Inspired by true-life events, Cheadle and co-writer Steven Baigelman (who work from a story also by Stephen J. Rivele and Christopher Wilkinson) give an impressionistic recounting of the icon’s time away from the spotlight – a time filled with creative strife, physical pain, drugs, booze and sycophantic personalities. Right in the middle of his career in the 1970’s, on a successful plateau from his meteoric rise to worldwide acclaim, the jazz artist became somewhat of a recluse. So it’s with a lot of nerve and gumption that music journalist Dave Braden (Ewan McGregor) shows up at Davis’ door, begging for an interview, hoping to learn the truth about the self-imposed sabbatical. However, he gets dragged into a much larger adventure with the musical genius – one that requires the pair to recover a stolen tape of Davis’ latest material. As the dynamic duo get to know each other, we find out that Davis’ eccentricities were fueled by his crumbling relationship with his muse/ wife Frances (Emayatzy Corinealdi).
Cheadle’s film is really “two films for the price of one.” The budding friendship between the reporter and the icon is the strongest storyline of the film. Refreshing and vibrant, it’s an escalating wacky misadventure, and we mostly enjoy the ride. McGregor and Cheadle have an indisputable electric chemistry. However, Cheadle and Baigleman’s material holds back from genuinely embracing the chaos in the fictionalized narrative, leaving the audience to feel cheated of pure greatness. They also don’t follow through with conviction on the ALL ABOUT EVE-ing of Davis by a superstar on the rise, Junior (Lakeith Lee Stanfield, who turns in a riveting performance in his all-too brief screen time). It’s too pat of an end for his character’s evolution.

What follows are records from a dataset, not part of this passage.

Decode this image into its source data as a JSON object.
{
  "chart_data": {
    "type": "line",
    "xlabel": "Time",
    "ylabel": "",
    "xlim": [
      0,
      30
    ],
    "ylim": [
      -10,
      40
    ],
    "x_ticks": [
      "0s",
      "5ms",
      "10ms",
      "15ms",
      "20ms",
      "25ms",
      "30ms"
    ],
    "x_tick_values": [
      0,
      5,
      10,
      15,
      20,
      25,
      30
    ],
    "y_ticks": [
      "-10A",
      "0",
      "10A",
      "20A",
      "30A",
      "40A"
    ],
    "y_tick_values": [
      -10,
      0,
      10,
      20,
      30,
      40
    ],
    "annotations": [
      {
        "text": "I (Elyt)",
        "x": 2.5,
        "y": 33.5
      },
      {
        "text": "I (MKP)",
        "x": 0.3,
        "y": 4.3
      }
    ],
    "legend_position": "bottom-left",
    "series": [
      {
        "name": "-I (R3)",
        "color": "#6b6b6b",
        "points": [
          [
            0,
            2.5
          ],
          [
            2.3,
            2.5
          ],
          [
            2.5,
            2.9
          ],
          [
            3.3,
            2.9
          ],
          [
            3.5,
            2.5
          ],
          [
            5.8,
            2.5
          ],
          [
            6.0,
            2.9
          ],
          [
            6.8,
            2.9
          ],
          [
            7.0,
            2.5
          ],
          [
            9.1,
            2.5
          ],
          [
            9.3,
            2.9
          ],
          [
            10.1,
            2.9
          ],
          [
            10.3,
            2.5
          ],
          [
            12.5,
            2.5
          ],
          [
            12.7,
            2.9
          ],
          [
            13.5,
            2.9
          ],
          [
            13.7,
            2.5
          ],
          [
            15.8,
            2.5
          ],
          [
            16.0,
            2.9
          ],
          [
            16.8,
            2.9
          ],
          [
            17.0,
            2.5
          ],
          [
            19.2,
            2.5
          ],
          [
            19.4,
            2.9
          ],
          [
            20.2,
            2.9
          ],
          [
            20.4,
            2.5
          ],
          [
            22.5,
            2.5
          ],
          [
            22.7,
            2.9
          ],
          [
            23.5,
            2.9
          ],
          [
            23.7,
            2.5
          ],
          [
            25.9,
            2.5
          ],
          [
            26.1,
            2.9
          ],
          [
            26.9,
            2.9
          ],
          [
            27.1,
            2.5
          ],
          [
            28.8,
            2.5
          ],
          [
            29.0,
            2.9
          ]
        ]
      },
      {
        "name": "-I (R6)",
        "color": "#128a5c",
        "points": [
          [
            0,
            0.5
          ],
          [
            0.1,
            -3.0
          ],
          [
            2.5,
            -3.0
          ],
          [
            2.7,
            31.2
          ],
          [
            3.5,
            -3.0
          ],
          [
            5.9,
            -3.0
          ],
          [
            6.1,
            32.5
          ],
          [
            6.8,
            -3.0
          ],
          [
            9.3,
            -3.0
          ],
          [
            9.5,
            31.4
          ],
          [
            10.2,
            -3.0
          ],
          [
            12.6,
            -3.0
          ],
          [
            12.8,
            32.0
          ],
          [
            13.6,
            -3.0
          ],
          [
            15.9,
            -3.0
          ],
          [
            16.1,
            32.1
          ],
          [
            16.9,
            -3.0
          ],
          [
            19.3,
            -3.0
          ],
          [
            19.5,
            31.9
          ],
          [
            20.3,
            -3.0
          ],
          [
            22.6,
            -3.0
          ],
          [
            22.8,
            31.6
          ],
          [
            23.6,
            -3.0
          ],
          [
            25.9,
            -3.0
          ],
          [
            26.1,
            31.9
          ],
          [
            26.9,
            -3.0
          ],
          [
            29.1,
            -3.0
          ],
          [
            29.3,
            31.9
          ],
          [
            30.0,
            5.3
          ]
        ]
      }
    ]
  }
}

Predictable biopic plot beats are then inserted, interrupting the ensuing antics. I loved seeing Cheadle’s artistry with transitional techniques (thanks in part to his skilled editors John Axelrad and Kayla M. Emter) seamlessly blend the two stories together with aesthetic panache. Roberto Schaefer’s cinematography lends a beautiful layer – a fascinating juxtaposition of grit and polish. However, the “B-story,” that of Davis’ doomed romance with Frances, falls prey to the inevitability that our hero will booze and womanize. It’s a very familiar narrative. Despite the lackluster material afforded her, Corinealdi gives a stellar, star-making performance filled with pathos and depth.
It’s hard to sympathize, let alone empathize, with a hero who pisses it all away and makes no effort toward redemption. Finding salvation in art is an admirable sentiment, but no further insight is gleaned. The impact also loses its luster beyond the walls of the theater. Plus, there’s an eye-roll-inducing moment at the end when the filmmakers put a question mark at the end of Davis’ life span. It’s trite, cringe-worthy and an ineffective move I wish they hadn’t taken.
Jazz is a subjective category of music anyways. It seems perfectly fitting that the legend’s biopic is also offered up for subjective criticism.
2.5 out of 5
MILES AHEAD opens in limited release in New York and Los Angeles on April 1 with a slow roll out to follow.